Bekostiging wijkverpleegkundige zorg
Er gaat ongeveer € 3 miljard naar de ZVW voor wijkverpleging. Daarbij is in het regeerakkoord (“Bruggen slaan”, pg 58) totaal € 200 mln (van de € 250 mln) beschikbaar om meer wijkverpleegkundigen in te zetten. En € 50 mln wordt gebruikt voor de beoogde versterking van sociale wijkteams, waarmee de wijkverpleegkundigen intensief zouden moeten samenwerken. De NZa heeft als advies aan de minister voor wijkverpleegkundige zorg nu twee bekostigingsmodellen (1. Populatiebekostiging 2. Patiëntvolgende zorgpakketten) voorgesteld. Beide modellen kennen, net als bij het NZa advies over de bekostiging van huisartsenzorg en multidisciplinaire zorg, een onderdeel: uitkomstbeloning.

Het verschil bij uitkomtbeloning huisarts versus wijkverpleegkundige is te overbruggen
Bij het advies van de NZa over de bekostiging van wijkverpleegkundige zorg wordt bij uitkomstbeloning nadrukkelijk de samenwerking met de huisarts genoemd. Bij het advies van de NZa over de bekostiging van huisartsenzorg wordt in segment S3 (resultaatbeloning en zorgvernieuwing) deze samenwerking niet met naam genoemd. Bij de nieuwe bekostiging huisartsenzorg is het segment van samenwerking juist S2. Maar het S2 segment kenmerkt zich juist door gebrek aan financiële ruimte voor ketenuitbreiding, alhoewel de NZa en VWS dat zelf niet melden (waarom eigenlijk niet?). Toch is er in het NZa advies binnen het S3 segment  wel ruimte voor “zorgvernieuwing”.

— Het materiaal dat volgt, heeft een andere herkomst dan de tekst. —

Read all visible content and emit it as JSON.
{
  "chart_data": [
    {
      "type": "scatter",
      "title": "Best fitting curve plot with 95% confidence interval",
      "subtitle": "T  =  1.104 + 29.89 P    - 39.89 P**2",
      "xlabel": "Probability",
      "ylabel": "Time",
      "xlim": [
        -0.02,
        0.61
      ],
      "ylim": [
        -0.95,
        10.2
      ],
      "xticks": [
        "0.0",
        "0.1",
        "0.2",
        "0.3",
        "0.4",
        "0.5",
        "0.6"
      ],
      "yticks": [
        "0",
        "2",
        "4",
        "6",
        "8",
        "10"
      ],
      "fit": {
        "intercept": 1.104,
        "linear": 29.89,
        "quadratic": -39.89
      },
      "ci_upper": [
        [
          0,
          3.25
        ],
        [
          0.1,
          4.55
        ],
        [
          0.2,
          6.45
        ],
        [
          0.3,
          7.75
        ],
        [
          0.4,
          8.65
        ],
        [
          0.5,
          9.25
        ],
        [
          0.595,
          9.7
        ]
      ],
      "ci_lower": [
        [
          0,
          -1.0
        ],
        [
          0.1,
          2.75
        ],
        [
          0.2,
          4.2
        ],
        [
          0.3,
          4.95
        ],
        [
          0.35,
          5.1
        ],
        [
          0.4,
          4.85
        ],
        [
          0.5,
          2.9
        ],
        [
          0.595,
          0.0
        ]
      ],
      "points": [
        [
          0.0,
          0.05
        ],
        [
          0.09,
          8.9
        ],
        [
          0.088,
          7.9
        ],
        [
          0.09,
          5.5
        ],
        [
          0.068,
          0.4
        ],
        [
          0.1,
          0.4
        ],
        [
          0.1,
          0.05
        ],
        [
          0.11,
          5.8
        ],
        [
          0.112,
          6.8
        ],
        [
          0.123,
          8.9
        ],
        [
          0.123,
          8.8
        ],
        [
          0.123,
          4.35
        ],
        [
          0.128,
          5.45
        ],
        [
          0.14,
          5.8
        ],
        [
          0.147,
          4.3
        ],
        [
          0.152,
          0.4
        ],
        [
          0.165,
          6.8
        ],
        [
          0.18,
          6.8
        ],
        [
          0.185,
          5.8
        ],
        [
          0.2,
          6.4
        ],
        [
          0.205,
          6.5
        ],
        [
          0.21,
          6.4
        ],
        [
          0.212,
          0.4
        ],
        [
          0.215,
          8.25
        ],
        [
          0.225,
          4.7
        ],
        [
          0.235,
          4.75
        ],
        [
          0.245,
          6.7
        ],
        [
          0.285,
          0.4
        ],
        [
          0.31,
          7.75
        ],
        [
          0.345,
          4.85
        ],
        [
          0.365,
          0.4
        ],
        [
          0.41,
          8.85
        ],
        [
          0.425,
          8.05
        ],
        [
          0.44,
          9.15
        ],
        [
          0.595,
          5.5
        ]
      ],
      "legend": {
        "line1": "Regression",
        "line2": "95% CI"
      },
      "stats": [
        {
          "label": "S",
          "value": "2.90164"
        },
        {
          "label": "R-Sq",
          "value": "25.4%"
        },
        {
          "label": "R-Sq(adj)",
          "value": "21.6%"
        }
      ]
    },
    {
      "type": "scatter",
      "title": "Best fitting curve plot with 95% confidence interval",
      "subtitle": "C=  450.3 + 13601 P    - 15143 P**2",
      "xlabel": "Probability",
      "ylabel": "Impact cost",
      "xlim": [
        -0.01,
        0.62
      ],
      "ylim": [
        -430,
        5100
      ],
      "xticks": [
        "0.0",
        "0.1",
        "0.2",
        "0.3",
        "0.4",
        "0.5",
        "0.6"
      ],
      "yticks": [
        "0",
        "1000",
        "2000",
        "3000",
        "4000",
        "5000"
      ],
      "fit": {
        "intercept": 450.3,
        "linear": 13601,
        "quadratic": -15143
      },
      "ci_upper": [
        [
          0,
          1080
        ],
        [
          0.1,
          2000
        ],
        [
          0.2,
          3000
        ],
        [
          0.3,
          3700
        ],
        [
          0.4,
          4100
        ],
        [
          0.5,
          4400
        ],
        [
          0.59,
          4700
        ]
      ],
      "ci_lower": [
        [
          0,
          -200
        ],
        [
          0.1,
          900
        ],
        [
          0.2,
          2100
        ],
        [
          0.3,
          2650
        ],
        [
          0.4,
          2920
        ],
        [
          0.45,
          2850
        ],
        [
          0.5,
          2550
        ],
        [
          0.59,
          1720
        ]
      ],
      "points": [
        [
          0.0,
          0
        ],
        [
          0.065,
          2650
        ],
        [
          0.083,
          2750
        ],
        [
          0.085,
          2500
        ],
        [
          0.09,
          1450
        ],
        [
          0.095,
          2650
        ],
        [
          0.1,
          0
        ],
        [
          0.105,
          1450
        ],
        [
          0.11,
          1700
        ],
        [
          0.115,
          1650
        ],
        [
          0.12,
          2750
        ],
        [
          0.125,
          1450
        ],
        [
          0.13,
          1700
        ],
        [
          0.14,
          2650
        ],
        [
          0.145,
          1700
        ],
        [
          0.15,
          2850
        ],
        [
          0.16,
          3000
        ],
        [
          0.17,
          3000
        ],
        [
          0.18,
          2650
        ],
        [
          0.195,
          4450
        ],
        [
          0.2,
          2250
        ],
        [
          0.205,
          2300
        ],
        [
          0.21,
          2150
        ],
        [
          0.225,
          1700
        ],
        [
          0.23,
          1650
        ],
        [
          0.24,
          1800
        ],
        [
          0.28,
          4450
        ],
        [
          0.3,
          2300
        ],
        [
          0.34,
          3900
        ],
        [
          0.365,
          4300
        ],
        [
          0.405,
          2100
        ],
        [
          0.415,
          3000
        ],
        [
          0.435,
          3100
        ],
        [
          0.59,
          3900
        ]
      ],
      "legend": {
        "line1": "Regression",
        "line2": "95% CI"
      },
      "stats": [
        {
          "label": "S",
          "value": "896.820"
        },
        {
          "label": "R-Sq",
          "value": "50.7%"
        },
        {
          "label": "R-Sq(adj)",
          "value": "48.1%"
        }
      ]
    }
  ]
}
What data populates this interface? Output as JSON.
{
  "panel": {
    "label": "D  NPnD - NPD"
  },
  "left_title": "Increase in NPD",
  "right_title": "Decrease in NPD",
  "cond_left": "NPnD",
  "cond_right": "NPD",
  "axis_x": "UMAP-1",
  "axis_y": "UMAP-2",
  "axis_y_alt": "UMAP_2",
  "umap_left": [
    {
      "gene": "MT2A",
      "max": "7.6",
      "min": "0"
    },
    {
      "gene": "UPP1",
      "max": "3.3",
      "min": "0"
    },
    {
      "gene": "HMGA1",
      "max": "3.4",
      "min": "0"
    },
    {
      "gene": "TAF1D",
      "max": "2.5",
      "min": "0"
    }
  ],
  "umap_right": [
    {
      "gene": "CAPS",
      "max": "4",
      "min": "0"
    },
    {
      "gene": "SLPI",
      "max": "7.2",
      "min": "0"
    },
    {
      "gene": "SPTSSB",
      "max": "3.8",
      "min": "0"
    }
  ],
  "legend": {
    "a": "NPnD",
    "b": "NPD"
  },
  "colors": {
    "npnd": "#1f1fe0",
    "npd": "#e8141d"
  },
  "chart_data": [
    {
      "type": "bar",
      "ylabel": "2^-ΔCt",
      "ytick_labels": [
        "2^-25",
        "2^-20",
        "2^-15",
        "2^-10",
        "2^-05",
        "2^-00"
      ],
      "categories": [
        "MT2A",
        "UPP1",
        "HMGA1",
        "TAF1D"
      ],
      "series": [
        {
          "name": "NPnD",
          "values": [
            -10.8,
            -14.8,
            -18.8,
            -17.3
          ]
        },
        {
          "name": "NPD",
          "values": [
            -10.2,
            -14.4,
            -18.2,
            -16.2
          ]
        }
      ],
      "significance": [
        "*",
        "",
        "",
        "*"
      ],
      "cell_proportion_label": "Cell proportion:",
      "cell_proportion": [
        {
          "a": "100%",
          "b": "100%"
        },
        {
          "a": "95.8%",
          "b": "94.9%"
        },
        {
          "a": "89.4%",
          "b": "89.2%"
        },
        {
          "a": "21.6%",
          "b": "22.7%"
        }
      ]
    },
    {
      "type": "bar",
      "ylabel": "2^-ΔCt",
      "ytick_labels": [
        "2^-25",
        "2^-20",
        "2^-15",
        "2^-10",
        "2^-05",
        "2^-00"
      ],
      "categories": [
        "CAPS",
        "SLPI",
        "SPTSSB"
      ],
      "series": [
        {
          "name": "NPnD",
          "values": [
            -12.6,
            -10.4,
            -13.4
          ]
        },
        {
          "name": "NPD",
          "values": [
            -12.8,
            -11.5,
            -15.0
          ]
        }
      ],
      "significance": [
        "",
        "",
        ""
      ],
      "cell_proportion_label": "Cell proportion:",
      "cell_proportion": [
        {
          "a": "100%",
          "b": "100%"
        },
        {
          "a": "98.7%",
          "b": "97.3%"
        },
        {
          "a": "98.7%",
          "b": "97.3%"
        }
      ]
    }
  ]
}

Het vormgeven van de samenwerking tussen huisarts en wijkverpleegkundige acht ik een betere invulling van zorgvernieuwing dan de (wel) voor S3  door de NZa genoemde discutabele onderwerpen, zoals  “verwijzen”?  en/of het reeds uitgekauwde dossierdoelmatig voorschrijven”? Of het aanhoudend onderzochte itembereikbaarheid”, maar dat dan steeds onderzoeken zonder deugdelijke oorzaak-gevolg analyse? Dan lijkt dit onderwerp over samenwerking beter. Gewoon voor gewenste samenwerking huisarts-wijkverpleegkundige betalen. Per 2015 bij beide partijen binnen de eigen bekostiging als bonus binnen het eigen segment van prestatiebekostiging: waarom eigenlijk niet?